Incredibly, the Carl Hayden team won the competition, narrowly beating MIT, although the judging was somewhat subjective, despite a large part of the overall score being derived from underwater ROV tests. Carl Hayden's great victory in the competition was not met by parades and ceremonies when they got home. After all, this isn't football, it's science, and in American education, science often takes a back seat to sports.
The victory by the Carl Hayden robotics team did have a big impact on the school in the long run, however. The school continues to compete successfully on the national level in robotics competitions, inspiring other Carl Hayden students to excel, like Dulce Matuz, named one of the world's most influential people by Time Magazine. As President of the Arizona Dream Act Coalition she is working towards immigration policy reform in the state and country. Quite a large portion of the film is about the failures of American immigration policy. One educator in the film is quoted as saying this policy looks as if it was crafted by terrorists intent on damaging the United States.
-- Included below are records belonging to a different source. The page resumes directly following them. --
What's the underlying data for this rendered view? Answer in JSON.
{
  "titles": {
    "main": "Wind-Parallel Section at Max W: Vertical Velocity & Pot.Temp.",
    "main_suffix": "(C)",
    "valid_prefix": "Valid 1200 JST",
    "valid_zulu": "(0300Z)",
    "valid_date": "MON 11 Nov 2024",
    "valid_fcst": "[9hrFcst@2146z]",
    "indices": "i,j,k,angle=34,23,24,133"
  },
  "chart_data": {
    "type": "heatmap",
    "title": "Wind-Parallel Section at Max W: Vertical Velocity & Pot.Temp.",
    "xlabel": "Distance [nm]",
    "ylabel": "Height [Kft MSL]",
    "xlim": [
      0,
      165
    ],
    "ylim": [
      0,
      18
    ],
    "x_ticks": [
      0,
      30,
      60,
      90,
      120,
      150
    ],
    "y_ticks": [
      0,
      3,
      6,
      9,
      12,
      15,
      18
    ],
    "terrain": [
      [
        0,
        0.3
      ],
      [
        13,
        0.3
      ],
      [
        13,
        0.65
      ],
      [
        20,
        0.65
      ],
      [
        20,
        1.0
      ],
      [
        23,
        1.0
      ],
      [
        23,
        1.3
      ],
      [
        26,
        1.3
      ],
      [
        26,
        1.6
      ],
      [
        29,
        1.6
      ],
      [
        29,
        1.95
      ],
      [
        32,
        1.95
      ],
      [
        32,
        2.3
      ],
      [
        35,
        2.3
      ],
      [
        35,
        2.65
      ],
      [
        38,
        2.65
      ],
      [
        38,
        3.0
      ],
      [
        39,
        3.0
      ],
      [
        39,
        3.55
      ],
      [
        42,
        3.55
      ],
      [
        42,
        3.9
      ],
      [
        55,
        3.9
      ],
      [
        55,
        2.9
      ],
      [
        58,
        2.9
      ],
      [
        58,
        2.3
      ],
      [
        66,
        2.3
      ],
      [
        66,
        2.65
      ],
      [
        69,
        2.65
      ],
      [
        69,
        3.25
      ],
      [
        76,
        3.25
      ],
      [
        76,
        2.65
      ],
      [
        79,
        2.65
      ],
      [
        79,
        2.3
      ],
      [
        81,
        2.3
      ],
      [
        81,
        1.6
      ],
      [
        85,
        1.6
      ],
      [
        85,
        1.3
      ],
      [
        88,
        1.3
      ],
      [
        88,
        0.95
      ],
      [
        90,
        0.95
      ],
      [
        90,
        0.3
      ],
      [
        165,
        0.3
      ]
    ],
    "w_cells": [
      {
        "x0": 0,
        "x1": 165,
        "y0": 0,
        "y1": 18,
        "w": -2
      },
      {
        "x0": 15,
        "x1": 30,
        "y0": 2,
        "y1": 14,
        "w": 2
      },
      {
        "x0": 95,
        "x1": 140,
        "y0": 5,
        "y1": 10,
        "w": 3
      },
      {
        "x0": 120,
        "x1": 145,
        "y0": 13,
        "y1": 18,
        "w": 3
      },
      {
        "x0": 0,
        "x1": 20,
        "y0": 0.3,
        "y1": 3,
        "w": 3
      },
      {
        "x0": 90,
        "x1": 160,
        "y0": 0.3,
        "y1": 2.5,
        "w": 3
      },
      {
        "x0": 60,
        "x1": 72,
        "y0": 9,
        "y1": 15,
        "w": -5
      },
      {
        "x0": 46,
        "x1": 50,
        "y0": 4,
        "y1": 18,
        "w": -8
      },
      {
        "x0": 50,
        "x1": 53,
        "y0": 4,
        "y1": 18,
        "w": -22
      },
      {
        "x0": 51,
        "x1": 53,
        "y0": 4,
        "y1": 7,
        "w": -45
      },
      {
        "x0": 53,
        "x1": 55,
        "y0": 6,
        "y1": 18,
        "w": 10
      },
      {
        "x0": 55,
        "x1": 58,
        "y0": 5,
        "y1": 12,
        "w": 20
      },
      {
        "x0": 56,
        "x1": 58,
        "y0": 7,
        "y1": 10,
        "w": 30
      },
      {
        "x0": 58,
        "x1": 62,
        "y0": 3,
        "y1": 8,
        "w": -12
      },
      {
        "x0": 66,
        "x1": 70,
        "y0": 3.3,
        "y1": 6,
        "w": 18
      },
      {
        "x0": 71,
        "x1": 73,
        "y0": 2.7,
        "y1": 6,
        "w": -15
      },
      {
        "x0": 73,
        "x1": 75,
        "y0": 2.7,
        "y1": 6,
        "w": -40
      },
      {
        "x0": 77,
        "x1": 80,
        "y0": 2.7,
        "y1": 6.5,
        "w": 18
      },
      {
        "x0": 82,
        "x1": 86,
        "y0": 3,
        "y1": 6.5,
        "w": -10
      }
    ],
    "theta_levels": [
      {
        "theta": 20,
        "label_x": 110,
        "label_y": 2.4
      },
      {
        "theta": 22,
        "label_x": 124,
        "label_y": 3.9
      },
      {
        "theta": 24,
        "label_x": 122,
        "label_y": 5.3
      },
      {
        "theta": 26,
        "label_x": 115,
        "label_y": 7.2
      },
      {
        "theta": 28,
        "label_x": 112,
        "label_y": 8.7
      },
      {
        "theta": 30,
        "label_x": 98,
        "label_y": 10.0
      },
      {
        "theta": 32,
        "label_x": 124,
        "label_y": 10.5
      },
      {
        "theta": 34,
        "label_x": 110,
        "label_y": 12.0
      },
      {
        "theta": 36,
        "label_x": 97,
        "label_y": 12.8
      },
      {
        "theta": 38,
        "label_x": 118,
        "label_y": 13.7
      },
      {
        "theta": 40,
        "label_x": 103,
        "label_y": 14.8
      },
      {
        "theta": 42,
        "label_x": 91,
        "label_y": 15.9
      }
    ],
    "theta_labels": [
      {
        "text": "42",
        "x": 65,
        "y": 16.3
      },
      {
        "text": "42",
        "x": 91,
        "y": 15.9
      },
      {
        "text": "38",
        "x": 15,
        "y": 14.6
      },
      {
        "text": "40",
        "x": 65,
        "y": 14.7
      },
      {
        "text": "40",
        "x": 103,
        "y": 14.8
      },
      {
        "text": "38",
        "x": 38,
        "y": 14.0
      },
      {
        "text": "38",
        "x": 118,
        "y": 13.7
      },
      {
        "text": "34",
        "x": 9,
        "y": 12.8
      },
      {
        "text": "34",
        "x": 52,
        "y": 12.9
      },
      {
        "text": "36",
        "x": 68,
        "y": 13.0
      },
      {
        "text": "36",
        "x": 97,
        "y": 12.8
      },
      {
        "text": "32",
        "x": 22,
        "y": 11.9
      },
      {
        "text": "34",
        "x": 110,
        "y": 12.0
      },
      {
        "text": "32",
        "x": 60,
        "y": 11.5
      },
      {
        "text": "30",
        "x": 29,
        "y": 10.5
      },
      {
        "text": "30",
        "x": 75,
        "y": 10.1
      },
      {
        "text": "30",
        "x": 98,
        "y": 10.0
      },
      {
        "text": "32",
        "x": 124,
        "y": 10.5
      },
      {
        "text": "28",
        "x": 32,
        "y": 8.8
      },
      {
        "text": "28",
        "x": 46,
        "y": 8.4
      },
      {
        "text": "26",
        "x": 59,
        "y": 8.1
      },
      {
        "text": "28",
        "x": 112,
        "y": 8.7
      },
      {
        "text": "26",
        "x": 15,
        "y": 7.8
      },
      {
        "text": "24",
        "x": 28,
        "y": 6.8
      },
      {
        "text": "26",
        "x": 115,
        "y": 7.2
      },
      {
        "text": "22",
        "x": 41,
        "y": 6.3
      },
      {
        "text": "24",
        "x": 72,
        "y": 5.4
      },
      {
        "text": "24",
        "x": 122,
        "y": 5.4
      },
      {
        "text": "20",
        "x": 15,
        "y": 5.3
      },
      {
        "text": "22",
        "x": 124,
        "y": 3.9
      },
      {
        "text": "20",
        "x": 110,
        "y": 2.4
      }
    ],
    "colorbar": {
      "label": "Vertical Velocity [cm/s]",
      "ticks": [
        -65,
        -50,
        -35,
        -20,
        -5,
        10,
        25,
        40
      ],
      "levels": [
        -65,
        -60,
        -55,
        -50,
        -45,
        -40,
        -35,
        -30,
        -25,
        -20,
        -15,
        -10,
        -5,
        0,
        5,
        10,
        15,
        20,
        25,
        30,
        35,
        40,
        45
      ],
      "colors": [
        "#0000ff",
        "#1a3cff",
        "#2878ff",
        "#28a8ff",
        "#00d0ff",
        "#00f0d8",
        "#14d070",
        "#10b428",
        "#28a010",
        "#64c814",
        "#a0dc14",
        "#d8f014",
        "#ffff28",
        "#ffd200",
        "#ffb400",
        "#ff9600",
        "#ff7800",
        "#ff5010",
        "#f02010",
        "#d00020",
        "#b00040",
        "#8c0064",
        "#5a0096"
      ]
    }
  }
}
While this film is inspiring and educational in many ways, the structure of the film is awkward. All the parts are there, but the way the film is edited, the various themes of the films don't fit together very well. The timeline of the film is quite jagged, especially in the way it opens. The film attempts to show the untapped potential of many students, especially in the sciences, and to tie that specifically to immigration policy. In fact, the students in most of the country, no matter what the color of their skin, or ethnic background or immigration status, are not being well served by public educational institutions in general, especially in math and science.
This film gives the impression that this is a poor school on the edge of the desert, but it is actually a large (2,200 students) big city school, just west of downtown Phoenix, part of the Phoenix school system. The school has outstanding educational and sports programs. The school underwent a $22 million renovation six years ago. Its students benefit from an educational grant from The Arthur M. Blank Family Foundation and scholarships from the Maecenas Fund, no doubt in part due to the success of the school's robotics teams. A lot of U.S. students would benefit if they could go to a school this good.
The film's message about the educational failings of public schools in this country are universal, but they don't come across that way. The film's message about immigration reform is a powerful one, but it comes across as almost a separate movie from the robotic team segment about students inspired to do great things. This movie has it all, but the toughest thing to accomplish in a documentary film is in fitting all these unscripted scenes together into a cohesive whole, like a jigsaw puzzle, and in this area, the film falls short. Even so, it is a powerful, inspirational film which demonstrates there is a vast untapped reservoir of human potential in this country. This film rates a B.